— Помню. Заранее никогда не знаешь.
— И потом, в прошлом году, нимб одним махом погас, и бедный Сэмми Подметка так и умер сразу.
— Как, дядя Нат, прямо сразу?
— Да, это было ночью, он спускался по лестнице при свете своего нимба, ни о чем таком не думал, и тут нимб погас, и Сэмми в темноте оступился и свернул себе шею.
— Это очень грустная история, дядя Нат.
— Ах, патрон, грустных историй нам хватает. Надеюсь, это будет вам уроком.
VIII
Ко всем голодным
Тюльпану платили пять тысяч долларов в неделю за то, что каждое воскресенье он обращался по радио к своим последователям, число которых в мире ежедневно увеличивалось. Исследование, проведенное солидным институтом статистики, подтвердило, что только в одном Китае это число превысило пятьдесят миллионов, из которых, к несчастью, каждый год более пяти миллионов умирали от избытка фанатизма. В Европе количество его приверженцев достигло значительных размеров, особенно среди малолетних детей. В Южной Америке, Греции и Калькутте пример Голодающего встретили с таким энтузиазмом, что полиции неоднократно приходилось выстрелами разгонять толпу его учеников. Во всех независимых государствах были немедленно приняты экстренные меры: возрастные рамки занятия проституцией снизили до тринадцати лет для девочек и четырнадцати для мальчиков; немедленно были созданы исследовательские учреждения с целью тщательно изучить растущую кривую детской смертности; наконец, была введена обязательная дезинфекция, чтобы предотвратить эпидемии в оккупационных войсках и среди туристов, приезжавших поглазеть на руины, — в общем, было сделано все, чтобы дать свободным людям мир по образу и подобию их свободы…

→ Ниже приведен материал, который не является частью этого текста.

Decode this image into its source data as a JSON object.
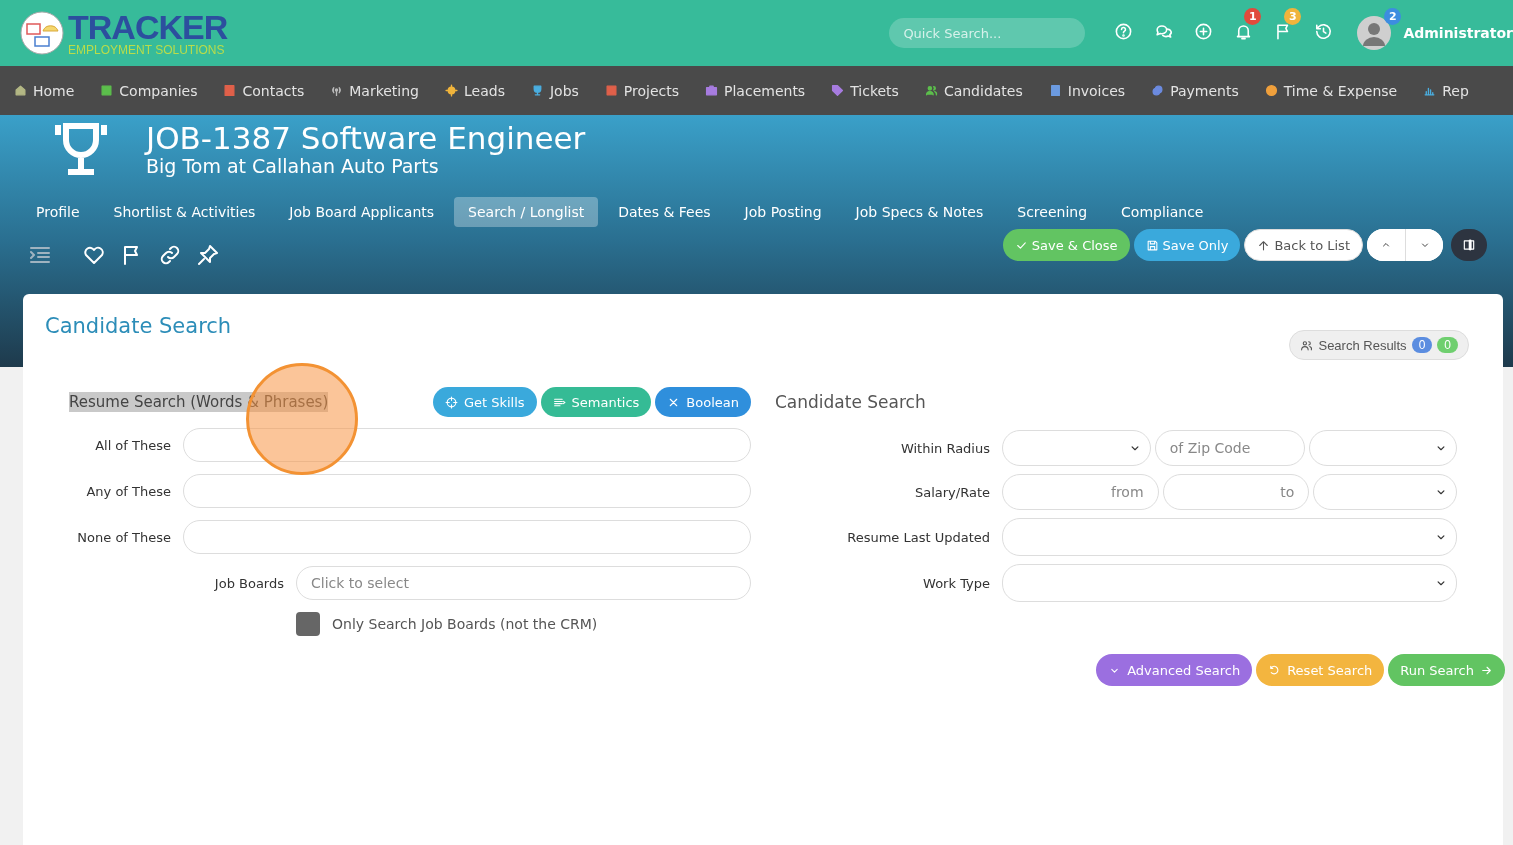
{
  "header": {
    "logo": {
      "title": "TRACKER",
      "tagline": "EMPLOYMENT SOLUTIONS"
    },
    "search": {
      "placeholder": "Quick Search..."
    },
    "alerts": [
      {
        "count": "1",
        "color": "#e04b3c"
      },
      {
        "count": "3",
        "color": "#f0b43c"
      }
    ],
    "user": {
      "name": "Administrator",
      "badge": {
        "count": "2",
        "color": "#3d8de0"
      }
    }
  },
  "nav": [
    {
      "label": "Home",
      "color": "#b3b784"
    },
    {
      "label": "Companies",
      "color": "#5cbf4c"
    },
    {
      "label": "Contacts",
      "color": "#e0604a"
    },
    {
      "label": "Marketing",
      "color": "#b9b9b9"
    },
    {
      "label": "Leads",
      "color": "#f0b43c"
    },
    {
      "label": "Jobs",
      "color": "#4aaee0"
    },
    {
      "label": "Projects",
      "color": "#e0604a"
    },
    {
      "label": "Placements",
      "color": "#a77ce0"
    },
    {
      "label": "Tickets",
      "color": "#a77ce0"
    },
    {
      "label": "Candidates",
      "color": "#5cbf4c"
    },
    {
      "label": "Invoices",
      "color": "#6c9be0"
    },
    {
      "label": "Payments",
      "color": "#6c8be0"
    },
    {
      "label": "Time & Expense",
      "color": "#f0a03c"
    },
    {
      "label": "Rep",
      "color": "#4aaee0"
    }
  ],
  "job": {
    "title": "JOB-1387 Software Engineer",
    "subtitle": "Big Tom at Callahan Auto Parts"
  },
  "tabs": [
    {
      "label": "Profile",
      "selected": false
    },
    {
      "label": "Shortlist & Activities",
      "selected": false
    },
    {
      "label": "Job Board Applicants",
      "selected": false
    },
    {
      "label": "Search / Longlist",
      "selected": true
    },
    {
      "label": "Dates & Fees",
      "selected": false
    },
    {
      "label": "Job Posting",
      "selected": false
    },
    {
      "label": "Job Specs & Notes",
      "selected": false
    },
    {
      "label": "Screening",
      "selected": false
    },
    {
      "label": "Compliance",
      "selected": false
    }
  ],
  "actions": [
    {
      "label": "Save & Close",
      "color": "#62c462"
    },
    {
      "label": "Save Only",
      "color": "#3aa9dc"
    },
    {
      "label": "Back to List",
      "color": "#ffffff"
    }
  ],
  "card": {
    "title": "Candidate Search",
    "results": {
      "label": "Search Results",
      "counts": [
        {
          "value": "0",
          "color": "#5b8de0"
        },
        {
          "value": "0",
          "color": "#6fcf6f"
        }
      ]
    },
    "resume": {
      "title": "Resume Search (Words & Phrases)",
      "tools": [
        {
          "label": "Get Skills",
          "color": "#3aa9dc"
        },
        {
          "label": "Semantics",
          "color": "#35bb95"
        },
        {
          "label": "Boolean",
          "color": "#2f8fdc"
        }
      ],
      "fields": [
        {
          "label": "All of These"
        },
        {
          "label": "Any of These"
        },
        {
          "label": "None of These"
        }
      ],
      "job_boards": {
        "label": "Job Boards",
        "placeholder": "Click to select"
      },
      "only_boards": {
        "label": "Only Search Job Boards (not the CRM)",
        "checked": false
      }
    },
    "candidate": {
      "title": "Candidate Search",
      "rows": [
        {
          "label": "Within Radius",
          "fields": [
            {
              "kind": "select"
            },
            {
              "kind": "input",
              "placeholder": "of Zip Code"
            },
            {
              "kind": "select"
            }
          ]
        },
        {
          "label": "Salary/Rate",
          "fields": [
            {
              "kind": "number",
              "placeholder": "from"
            },
            {
              "kind": "number",
              "placeholder": "to"
            },
            {
              "kind": "select"
            }
          ]
        },
        {
          "label": "Resume Last Updated",
          "fields": [
            {
              "kind": "select"
            }
          ]
        },
        {
          "label": "Work Type",
          "fields": [
            {
              "kind": "select"
            }
          ]
        }
      ]
    },
    "buttons": [
      {
        "label": "Advanced Search",
        "color": "#9b6fe0"
      },
      {
        "label": "Reset Search",
        "color": "#f3b53f"
      },
      {
        "label": "Run Search",
        "color": "#62c462"
      }
    ]
  }
}
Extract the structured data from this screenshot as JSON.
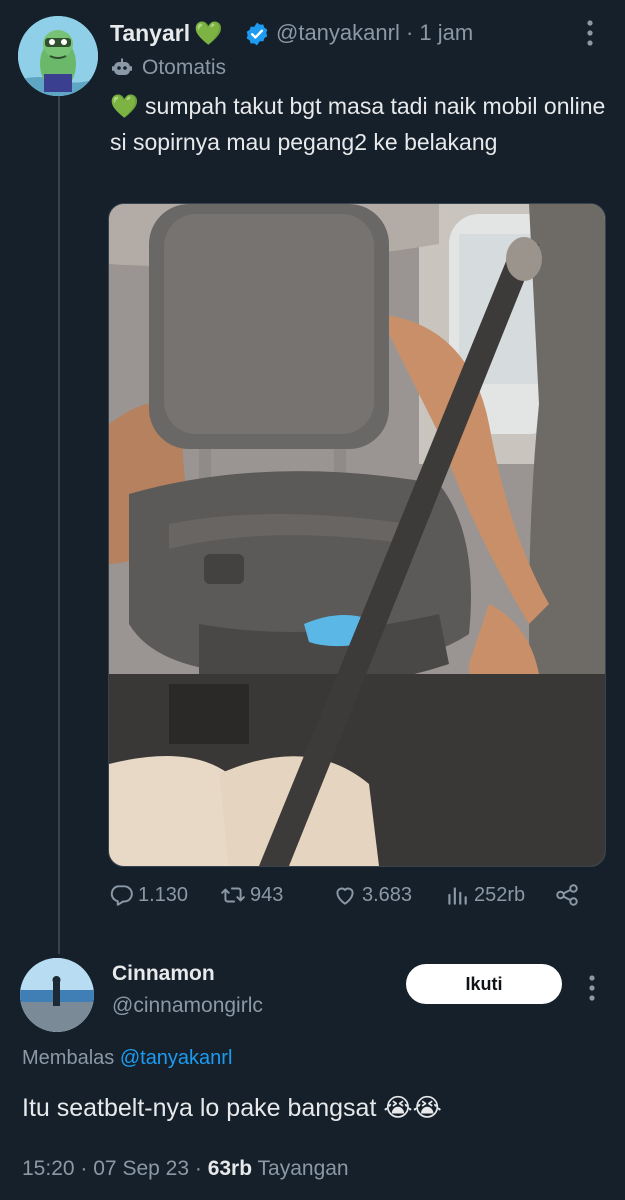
{
  "tweet": {
    "author_name": "Tanyarl",
    "author_name_emoji": "💚",
    "handle": "@tanyakanrl",
    "time_sep": "·",
    "time": "1 jam",
    "automated_label": "Otomatis",
    "text_emoji": "💚",
    "text": "sumpah takut bgt masa tadi naik mobil online si sopirnya mau pegang2 ke belakang",
    "media_icon": "photo-car-backseat",
    "stats": {
      "replies": "1.130",
      "retweets": "943",
      "likes": "3.683",
      "views": "252rb"
    }
  },
  "reply": {
    "author_name": "Cinnamon",
    "handle": "@cinnamongirlc",
    "follow_label": "Ikuti",
    "replying_prefix": "Membalas",
    "replying_mention": "@tanyakanrl",
    "text": "Itu seatbelt-nya lo pake bangsat",
    "text_emoji": "😭😭",
    "time": "15:20",
    "sep1": "·",
    "date": "07 Sep 23",
    "sep2": "·",
    "views_count": "63rb",
    "views_label": "Tayangan"
  },
  "icons": {
    "verified": "verified-badge-icon",
    "automated": "bot-icon",
    "reply": "reply-icon",
    "retweet": "retweet-icon",
    "like": "heart-icon",
    "views": "views-chart-icon",
    "share": "share-icon",
    "more": "more-vertical-icon"
  },
  "colors": {
    "background": "#15202b",
    "text": "#e7e9ea",
    "secondary": "#8b98a5",
    "accent": "#1d9bf0"
  }
}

Итак, несколько недель подряд каждое воскресенье Тюльпан мог обращаться с братским посланием к ученикам. Но вдруг газеты объявили, что во многих странах речи Постящегося Европейца подвергают цензуре, что некоторые европейские правительства выказывают «озабоченность» и скромно выражают Госдепартаменту США протест против этих «едва прикрытых» призывов к расхищению, резне, насилию — одним словом, к социализму. В ближайшее воскресенье вся Америка услышала следующее:
— Ко всем голодающим мира, — начал Тюльпан, — я обращаюсь от всего сердца с моим братским посланием. Сегодня, как всегда по воскресеньям, я буду читать вам главу из Книги и прошу вас поразмышлять над ней вместе со мной. Страница 241, строфа четырнадцатая: «Нашпигуйте салом большой кусок не слишком жирной вырезки, положите в кастрюлю свиных шкварок, половину говяжьей ноги, лук, морковь, тмин, гвоздику, перец и соль, чеснок. Залейте стаканом воды, половиной стакана белого вина и варите на медленном огне, пока мясо не станет совершенно мягким…»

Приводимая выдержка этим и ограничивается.